5:00: With MB and DB surprisingly still in their room (normally they are all over me during the afternoon before dinner), I take the kids downstairs and have them playing together while I do the dishes that have piled up in the sink while the kids were at school.
5:15: After a few arguments I had to break up, I have the triplets move into the living room so I can sit down at the piano with S for her daily fifteen minutes of practice.
5:30: MB comes out of her room and S runs to her. MB approaches me and asks what happened before bath because S is “visibly upset.” S says she’s mad at me because I put her on time out. I ask S why she was on time out. I explain to S and MB that she was on time out for not obeying me and throwing a tantrum. MB is obviously not very happy with the fact that I put her on time out.
5:35: MB goes back into her room, S runs after her crying again for no reason, DB is sleeping so I grab S underneath her arms to stop her from running in there loudly. I throw my back out. Excellent! I bring S downstairs with R, C, and M who are playing with Legos. I sit down and play with them for a little but and then have them begin cleaning up and washing before dinner. Clean up doesn’t happen because when I pay attention to M, R and C run away and when I fetch one of them, M runs away etc.
6:00: MB is downstairs and serving dinner. I eat with them in between fetching more milk and refilling bowls of spaghetti.
6:30: When they’re finished, I ensure the kids wash their hands and faces and DB puts on Beauty and the Beast about twenty minutes in. I wash all dishes from dinner (kids’, parents’, pots, pans, DB’s Tupperware/water bottles from work) while the kids are content in front of the tv. I collect their lunchboxes from the garage while DB awkwardly walks in from outside with the smell of cigarettes on him (found out recently he secretly smokes on the side of the house).
7:00: I get the kids vitamins and give them to them while they’re watching the movie. I clean up the play room (because it’s obvious MB and DB aren’t going to enforce me having them do it tonight [they’re watching tv, I can of course pick up after your already spoiled children].
7:20: Movie’s over, I begin brushing the kids’ teeth and refill their water bottles for bed.

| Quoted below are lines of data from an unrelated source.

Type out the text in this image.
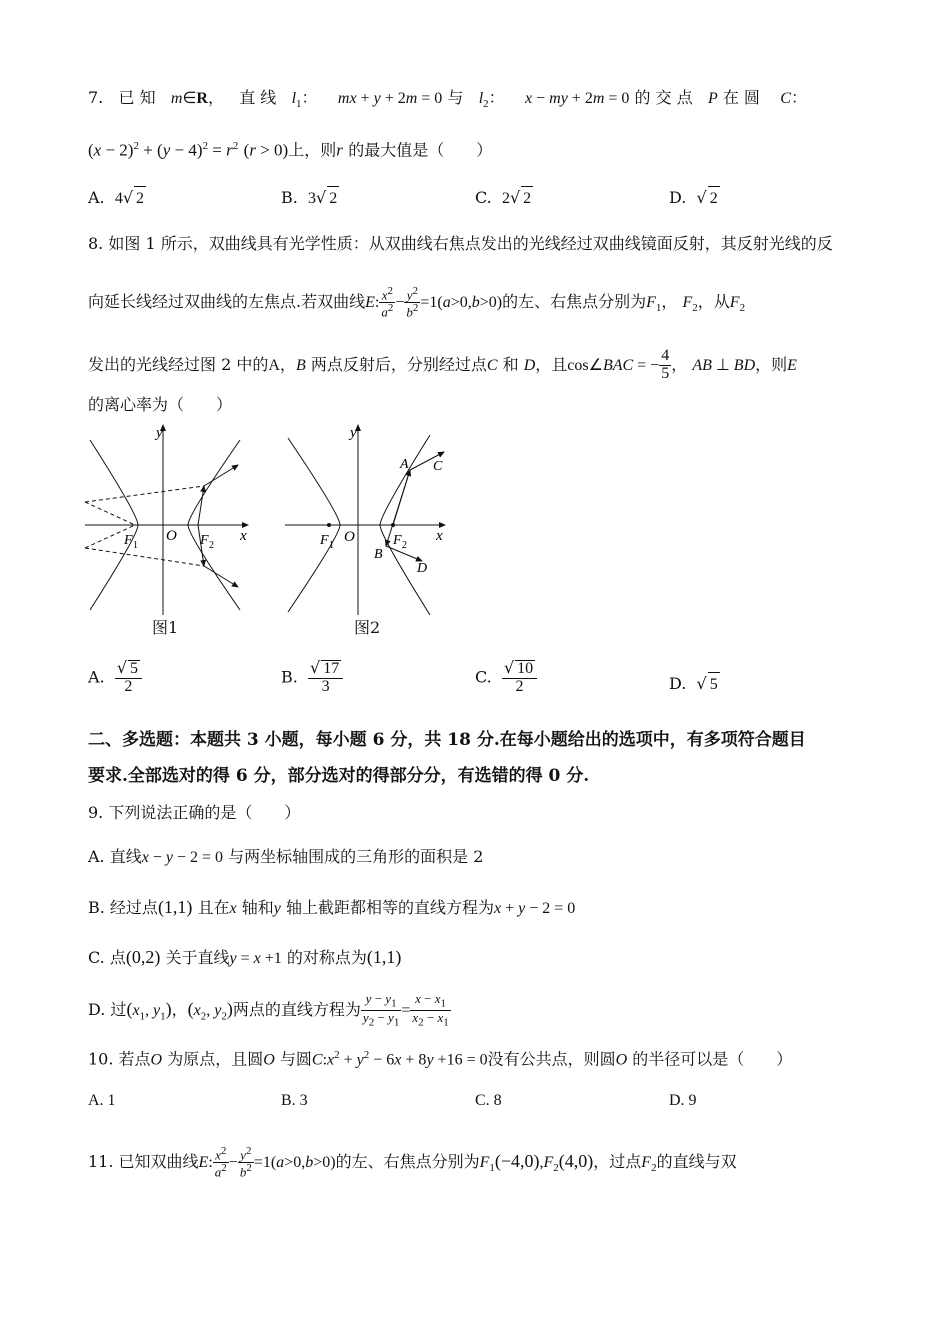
7. 已 知 m∈R，   直 线 $l_1$：    mx + y + 2m = 0 与 $l_2$：    x − my + 2m = 0 的 交 点 P 在 圆 C：
$(x - 2)^2 + (y - 4)^2 = r^2$ (r > 0)上，则r 的最大值是（　　）
A. 4√ 2	B. 3√ 2	C. 2√ 2	D. √ 2
8. 如图 1 所示，双曲线具有光学性质：从双曲线右焦点发出的光线经过双曲线镜面反射，其反射光线的反
向延长线经过双曲线的左焦点.若双曲线E: $\frac{x^2}{a^2} - \frac{y^2}{b^2} =1(a>0,b>0)$的左、右焦点分别为$F_1$， $F_2$，从$F_2$
发出的光线经过图 2 中的A，B 两点反射后，分别经过点C 和 D，且cos∠BAC = − $\frac{4}{5}$ ， AB ⊥ BD，则E
的离心率为（　　）
y
x
O
F 1	F 2
图1
y
x
O
F 1	F 2
A C
B
D
图2
A. $\frac{√ 5}{2}$	B. $\frac{√ 17}{3}$	C. $\frac{√ 10}{2}$	D. √ 5
二、多选题：本题共 3 小题，每小题 6 分，共 18 分.在每小题给出的选项中，有多项符合题目
要求.全部选对的得 6 分，部分选对的得部分分，有选错的得 0 分.
9. 下列说法正确的是（　　）
A. 直线x − y − 2 = 0 与两坐标轴围成的三角形的面积是 2
B. 经过点(1,1) 且在x 轴和y 轴上截距都相等的直线方程为x + y − 2 = 0
C. 点(0,2) 关于直线y = x +1 的对称点为(1,1)
D. 过($x_1$, $y_1$)，($x_2$, $y_2$)两点的直线方程为 $\frac{y - y_1}{y_2 - y_1} = \frac{x - x_1}{x_2 - x_1}$
10. 若点O 为原点，且圆O 与圆$C:x^2 + y^2 - 6x + 8y +16 = 0$没有公共点，则圆O 的半径可以是（　　）
A. 1	B. 3	C. 8	D. 9
11. 已知双曲线E: $\frac{x^2}{a^2} - \frac{y^2}{b^2} =1(a>0,b>0)$的左、右焦点分别为$F_1(-4,0),F_2(4,0)$，过点$F_2$的直线与双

7:40: I’m ushering the children upstairs, tuck them in, hugs and kisses + “I’ll see you on Monday, please behave this weekend” times four, and lights out.
7:45: Check in hand, I’m out the door.
Normally the kids don’t watch a movie, it was a big surprise that they got to because I will never put the television on for them (there are four of them, they can always play together) and it only happens when their parents are feeling lazy and don’t want them to bother them. DB is a surgeon and MB… doesn’t do anything? but spends an awful lot of time in the study “working.” Also, I don’t put tv on for them because they always want to watch Superhero Squad but the kids are generally violent to one another and MB blames it on the tv show so she told them no more of that show, which I enforce, but she stopped enforcing after two days. They each just got their own Leappad for… no particular reason so I’ve been giving those to them once or twice a week for the past two weeks. Fridays (this day) are my longest day with the kids and normally I'll take them down to the neighborhood playground instead of bike riding because it gives them more time and space to run around and it gives me more alone time with the kids to have a "picnic" snack and ask about their days, talk to them about what's going on in school, etc...
I adore the children when they’re behaving but when one misbehaves is generally means another one or two are misbehaving which is not fun. I give multiple time outs a day and it’s super stressful. I thought this was a nanny job when I began, not a mother’s helper job, and don’t really like the fact that their mom is home 95% of the time because the kids always run to her when they don’t like something I say.